Researchers also found that the umbilical cord blood transfusions helped cure 82% of children with sickle cell anemia, a hereditary blood disorder most prevalent in people of African descent.
The procedure's major limitation is that only about 25% of siblings are donor matches, according to the Tribune.
The study, which tracked 40 children, supported recent findings that umbilical cord blood transplants had a slightly higher success rate and fewer complications than bone marrow transplants, a procedure typically used to cure thalassemia.
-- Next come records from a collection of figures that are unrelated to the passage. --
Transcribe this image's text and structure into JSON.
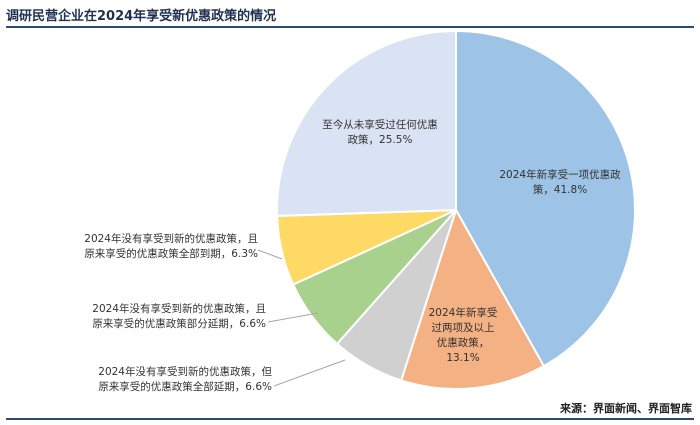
{
  "header": {
    "title": "调研民营企业在2024年享受新优惠政策的情况"
  },
  "footer": {
    "source": "来源：界面新闻、界面智库"
  },
  "chart_data": {
    "type": "pie",
    "title": "调研民营企业在2024年享受新优惠政策的情况",
    "start_angle_deg": 0,
    "direction": "clockwise",
    "slices": [
      {
        "label_lines": [
          "2024年新享受一项优惠政",
          "策，41.8%"
        ],
        "value": 41.8,
        "color": "#9dc3e6"
      },
      {
        "label_lines": [
          "2024年新享受",
          "过两项及以上",
          "优惠政策，",
          "13.1%"
        ],
        "value": 13.1,
        "color": "#f4b183"
      },
      {
        "label_lines": [
          "2024年没有享受到新的优惠政策，但",
          "原来享受的优惠政策全部延期，6.6%"
        ],
        "value": 6.6,
        "color": "#d0d0d0"
      },
      {
        "label_lines": [
          "2024年没有享受到新的优惠政策，且",
          "原来享受的优惠政策部分延期，6.6%"
        ],
        "value": 6.6,
        "color": "#a9d18e"
      },
      {
        "label_lines": [
          "2024年没有享受到新的优惠政策，且",
          "原来享受的优惠政策全部到期，6.3%"
        ],
        "value": 6.3,
        "color": "#ffd966"
      },
      {
        "label_lines": [
          "至今从未享受过任何优惠",
          "政策，25.5%"
        ],
        "value": 25.5,
        "color": "#dae3f3"
      }
    ]
  }
}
Mark Walters, director of the hospital's blood and marrow transplant program, said umbilical cord blood is easer to obtain than bone marrow, which must be surgically removed.
Walters added that umbilical cord blood cells are 50% less likely to attack the host because they have undeveloped immune systems.
About 2 million people in the U.S. carry the genetic trait for thalassemia, and about 1,000 people have the full-blown disease, which is most prevalent in Asians, according to hospital officials (Artz, Oakland Tribune, 10/8).